Picture this: you’re facilitating a live training session for your organization, and it comes time to ask for learner input. You open the floor for contributions with the common phrase, “A penny for your thoughts?”
And you get crickets. Your previously lively cohort goes silent. Some participants look utterly confused.
What happened? Your figure of speech may have confused your global learners.
Facilitators spend hours preparing for programs and consider the learning environment, training content, and experience level of learners. Those factors certainly impact the success of a blended learning campaign.
But the language used in the delivery of information also plays a critical role. Without a doubt, our organizations now support learners across the globe. Each participant brings with them a unique perspective, culture, and understanding of the language used in live and self-directed lessons.
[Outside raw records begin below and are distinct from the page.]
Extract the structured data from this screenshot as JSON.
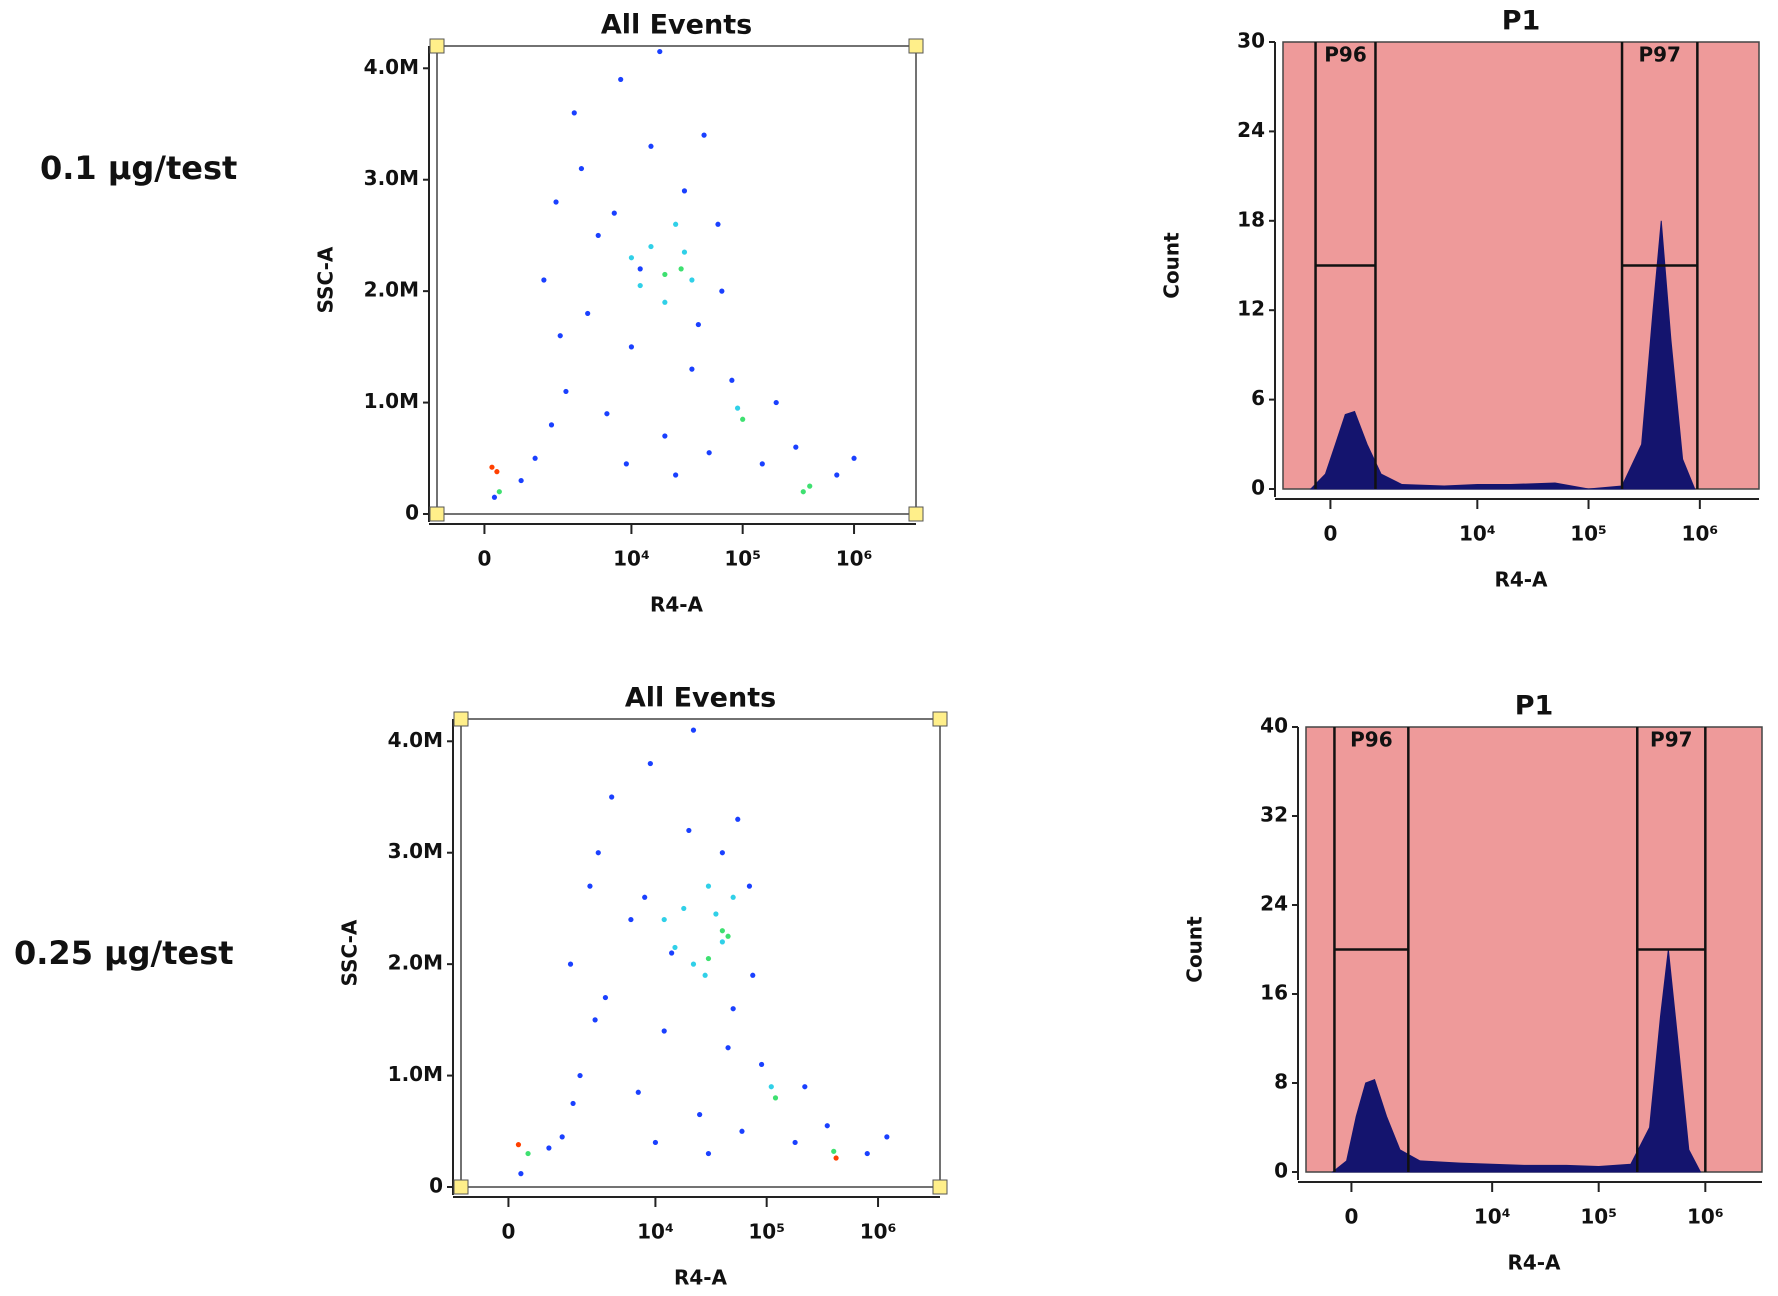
{
  "panels": [
    "0.1 μg/test",
    "0.25 μg/test"
  ],
  "chart_data": [
    {
      "type": "scatter",
      "title": "All Events",
      "x_label": "R4-A",
      "y_label": "SSC-A",
      "xscale": "asinh",
      "xlim": [
        -1100,
        3600000
      ],
      "ylim": [
        0,
        4200000
      ],
      "xticks": [
        0,
        {
          "value": 10000,
          "label": "10⁴"
        },
        {
          "value": 100000,
          "label": "10⁵"
        },
        {
          "value": 1000000,
          "label": "10⁶"
        }
      ],
      "yticks": [
        0,
        {
          "value": 1000000,
          "label": "1.0M"
        },
        {
          "value": 2000000,
          "label": "2.0M"
        },
        {
          "value": 3000000,
          "label": "3.0M"
        },
        {
          "value": 4000000,
          "label": "4.0M"
        }
      ],
      "series": [
        {
          "color": "#1a40ff",
          "x": [
            3000,
            8000,
            15000,
            2000,
            5000,
            30000,
            60000,
            1500,
            4000,
            10000,
            40000,
            80000,
            2500,
            6000,
            20000,
            50000,
            150000,
            1200,
            800,
            25000,
            300000,
            700000,
            12000,
            3500,
            45000,
            200000,
            9000,
            1000000,
            18000,
            200,
            7000,
            35000,
            2200,
            65000,
            1800
          ],
          "values": [
            3600000,
            3900000,
            3300000,
            2800000,
            2500000,
            2900000,
            2600000,
            2100000,
            1800000,
            1500000,
            1700000,
            1200000,
            1100000,
            900000,
            700000,
            550000,
            450000,
            500000,
            300000,
            350000,
            600000,
            350000,
            2200000,
            3100000,
            3400000,
            1000000,
            450000,
            500000,
            4150000,
            150000,
            2700000,
            1300000,
            1600000,
            2000000,
            800000
          ]
        },
        {
          "color": "#30d0e8",
          "x": [
            15000,
            25000,
            35000,
            10000,
            20000,
            90000,
            30000,
            12000
          ],
          "values": [
            2400000,
            2600000,
            2100000,
            2300000,
            1900000,
            950000,
            2350000,
            2050000
          ]
        },
        {
          "color": "#3ee070",
          "x": [
            28000,
            100000,
            400000,
            300,
            20000,
            350000
          ],
          "values": [
            2200000,
            850000,
            250000,
            200000,
            2150000,
            200000
          ]
        },
        {
          "color": "#ff4000",
          "x": [
            150,
            250
          ],
          "values": [
            420000,
            380000
          ]
        }
      ]
    },
    {
      "type": "area",
      "title": "P1",
      "x_label": "R4-A",
      "y_label": "Count",
      "xscale": "asinh",
      "background": "#ee9a9a",
      "color": "#14146e",
      "xlim": [
        -1100,
        3400000
      ],
      "ylim": [
        0,
        30
      ],
      "xticks": [
        0,
        {
          "value": 10000,
          "label": "10⁴"
        },
        {
          "value": 100000,
          "label": "10⁵"
        },
        {
          "value": 1000000,
          "label": "10⁶"
        }
      ],
      "yticks": [
        0,
        6,
        12,
        18,
        24,
        30
      ],
      "x": [
        -400,
        -100,
        100,
        300,
        500,
        800,
        1200,
        2000,
        5000,
        10000,
        20000,
        50000,
        100000,
        200000,
        300000,
        380000,
        450000,
        550000,
        700000,
        900000
      ],
      "values": [
        0,
        1,
        3,
        5,
        5.2,
        3,
        1,
        0.3,
        0.2,
        0.3,
        0.3,
        0.4,
        0,
        0.2,
        3,
        12,
        18,
        10,
        2,
        0
      ],
      "gates": [
        {
          "name": "P96",
          "range": [
            -300,
            1030
          ],
          "level": 15
        },
        {
          "name": "P97",
          "range": [
            200000,
            950000
          ],
          "level": 15
        }
      ]
    },
    {
      "type": "scatter",
      "title": "All Events",
      "x_label": "R4-A",
      "y_label": "SSC-A",
      "xscale": "asinh",
      "xlim": [
        -1100,
        3600000
      ],
      "ylim": [
        0,
        4200000
      ],
      "xticks": [
        0,
        {
          "value": 10000,
          "label": "10⁴"
        },
        {
          "value": 100000,
          "label": "10⁵"
        },
        {
          "value": 1000000,
          "label": "10⁶"
        }
      ],
      "yticks": [
        0,
        {
          "value": 1000000,
          "label": "1.0M"
        },
        {
          "value": 2000000,
          "label": "2.0M"
        },
        {
          "value": 3000000,
          "label": "3.0M"
        },
        {
          "value": 4000000,
          "label": "4.0M"
        }
      ],
      "series": [
        {
          "color": "#1a40ff",
          "x": [
            4000,
            9000,
            20000,
            2500,
            6000,
            40000,
            70000,
            1600,
            3500,
            12000,
            50000,
            90000,
            2000,
            7000,
            25000,
            60000,
            180000,
            1300,
            900,
            30000,
            350000,
            800000,
            14000,
            3000,
            55000,
            220000,
            10000,
            1200000,
            22000,
            250,
            8000,
            45000,
            2800,
            75000,
            1700
          ],
          "values": [
            3500000,
            3800000,
            3200000,
            2700000,
            2400000,
            3000000,
            2700000,
            2000000,
            1700000,
            1400000,
            1600000,
            1100000,
            1000000,
            850000,
            650000,
            500000,
            400000,
            450000,
            350000,
            300000,
            550000,
            300000,
            2100000,
            3000000,
            3300000,
            900000,
            400000,
            450000,
            4100000,
            120000,
            2600000,
            1250000,
            1500000,
            1900000,
            750000
          ]
        },
        {
          "color": "#30d0e8",
          "x": [
            18000,
            30000,
            40000,
            12000,
            22000,
            110000,
            35000,
            15000,
            28000,
            50000
          ],
          "values": [
            2500000,
            2700000,
            2200000,
            2400000,
            2000000,
            900000,
            2450000,
            2150000,
            1900000,
            2600000
          ]
        },
        {
          "color": "#3ee070",
          "x": [
            40000,
            120000,
            30000,
            400,
            45000,
            400000
          ],
          "values": [
            2300000,
            800000,
            2050000,
            300000,
            2250000,
            320000
          ]
        },
        {
          "color": "#ff4000",
          "x": [
            200,
            420000
          ],
          "values": [
            380000,
            260000
          ]
        }
      ]
    },
    {
      "type": "area",
      "title": "P1",
      "x_label": "R4-A",
      "y_label": "Count",
      "xscale": "asinh",
      "background": "#ee9a9a",
      "color": "#14146e",
      "xlim": [
        -1100,
        3400000
      ],
      "ylim": [
        0,
        40
      ],
      "xticks": [
        0,
        {
          "value": 10000,
          "label": "10⁴"
        },
        {
          "value": 100000,
          "label": "10⁵"
        },
        {
          "value": 1000000,
          "label": "10⁶"
        }
      ],
      "yticks": [
        0,
        8,
        16,
        24,
        32,
        40
      ],
      "x": [
        -400,
        -100,
        100,
        300,
        500,
        800,
        1200,
        2000,
        5000,
        10000,
        20000,
        50000,
        100000,
        200000,
        300000,
        380000,
        450000,
        550000,
        700000,
        900000
      ],
      "values": [
        0,
        1,
        5,
        8,
        8.3,
        5,
        2,
        1,
        0.8,
        0.7,
        0.6,
        0.6,
        0.5,
        0.7,
        4,
        14,
        20,
        12,
        2,
        0
      ],
      "gates": [
        {
          "name": "P96",
          "range": [
            -360,
            1500
          ],
          "level": 20
        },
        {
          "name": "P97",
          "range": [
            230000,
            1000000
          ],
          "level": 20
        }
      ]
    }
  ]
}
Facilitators must consciously present information by limiting the use of idioms, “a phrase of expression that means something other than the literal meaning of its individual words.” Designers also need to limit the inclusion of regional phrases in learner-facing materials.
Ready for some additional examples and explanation?
Donna the Designer, our resident design super hero, shares why learning professionals need to 86 the Idioms in her adventure with Stan-the-Fairly-New-Design-Man. Watch and learn in under four minutes with this helpful video.
The moral of this story: while idioms exist in all languages, they’re often not universal. If we’re not careful, we can unwittingly confuse, alienate, or offend learners.